Summary - Business Combinations (Topic 805): Simplifying the Accounting for Measurement-Period Adjustments. To simplify the accounting for adjustments made to provisional amounts recognized in a business combination, the amendments eliminate the requirement to retrospectively account for those adjustments.

U.S. GAAP currently requires that during the measurement period, the acquirer retrospectively adjust the provisional amounts recognized at the acquisition date with a corresponding adjustment to goodwill. Those adjustments are required when new information is obtained about facts and circumstances that existed as of the acquisition date that, if known, would have affected the measurement of the amounts initially recognized or would have resulted in the recognition of additional assets or liabilities. The acquirer also must revise comparative information for prior periods presented in financial statements as needed, including revising depreciation, amortization, or other income effects as a result of changes made to provisional amounts.
 
The amendments require that an acquirer recognize adjustments to provisional amounts that are identified during the measurement period in the reporting period in which the adjustment amounts are determined. The amendments require that the acquirer record, in the same period's financial statements, the effect on earnings of changes in depreciation, amortization, or other income effects, if any, as a result of the change to the provisional amounts, calculated as if the accounting had been completed at the acquisition date.
 
The amendments require an entity to present separately on the face of the income statement or disclose in the notes the portion of the amount recorded in current-period earnings by line item that would have been recorded in previous reporting periods if the adjustment to the provisional amounts had been recognized as of the acquisition date.
 
For public business entities, the amendments are effective for fiscal years beginning after December 15, 2015, including interim periods within those fiscal years.

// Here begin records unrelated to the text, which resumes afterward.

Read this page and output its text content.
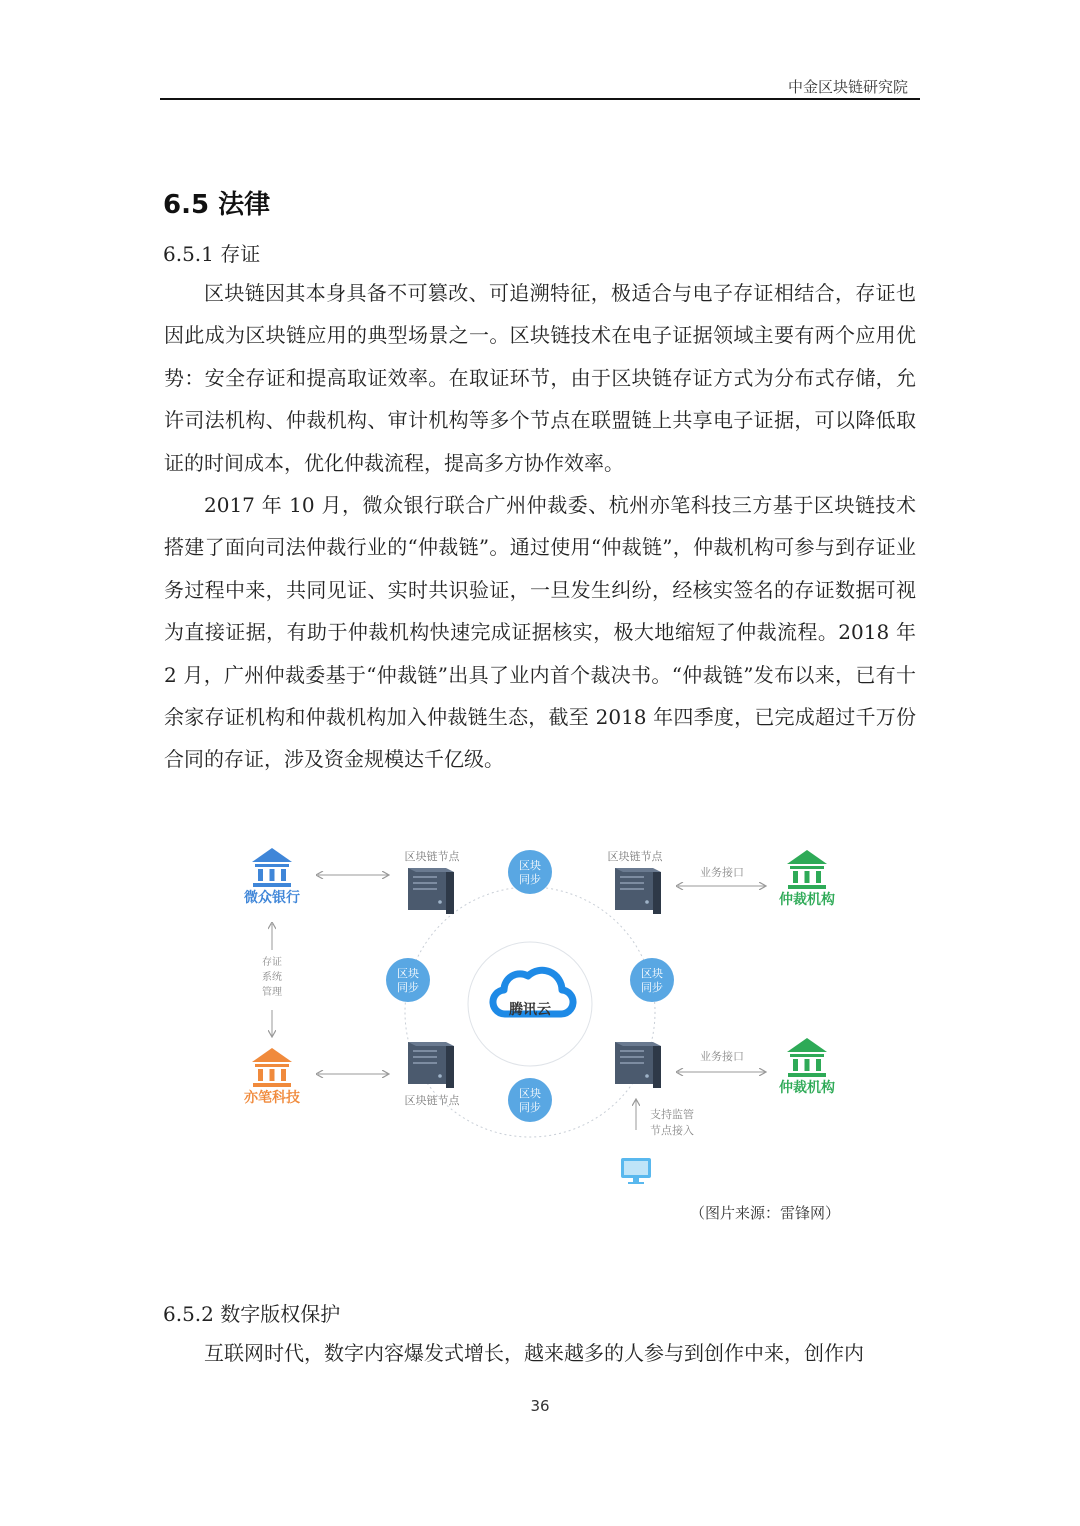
中金区块链研究院
6.5 法律
6.5.1 存证

区块链因其本身具备不可篡改、可追溯特征，极适合与电子存证相结合，存证也因此成为区块链应用的典型场景之一。区块链技术在电子证据领域主要有两个应用优势：安全存证和提高取证效率。在取证环节，由于区块链存证方式为分布式存储，允许司法机构、仲裁机构、审计机构等多个节点在联盟链上共享电子证据，可以降低取证的时间成本，优化仲裁流程，提高多方协作效率。

2017 年 10 月，微众银行联合广州仲裁委、杭州亦笔科技三方基于区块链技术搭建了面向司法仲裁行业的“仲裁链”。通过使用“仲裁链”，仲裁机构可参与到存证业务过程中来，共同见证、实时共识验证，一旦发生纠纷，经核实签名的存证数据可视为直接证据，有助于仲裁机构快速完成证据核实，极大地缩短了仲裁流程。2018 年 2 月，广州仲裁委基于“仲裁链”出具了业内首个裁决书。“仲裁链”发布以来，已有十余家存证机构和仲裁机构加入仲裁链生态，截至 2018 年四季度，已完成超过千万份合同的存证，涉及资金规模达千亿级。

腾讯云
区块链节点	区块链节点
区块链节点
区块
同步
区块
同步
区块
同步
区块
同步
微众银行
亦笔科技
存证
系统
管理
仲裁机构
仲裁机构
业务接口
业务接口
支持监管
节点接入
（图片来源：雷锋网）
6.5.2 数字版权保护

互联网时代，数字内容爆发式增长，越来越多的人参与到创作中来，创作内

36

For all other entities, the amendments in this Update are effective for fiscal years beginning after December 15, 2016, and interim periods within fiscal years beginning after December 15, 2017. The amendments should be applied prospectively to adjustments to provisional amounts that occur after the effective date with earlier application permitted for financial statements that have not been issued.
 
The only disclosures required at transition should be the nature of and reason for the change in accounting principle. An entity should disclose that information in the first annual period of adoption and in the interim periods within the first annual period if there is a measurement-period adjustment during the first annual period in which the changes are effective.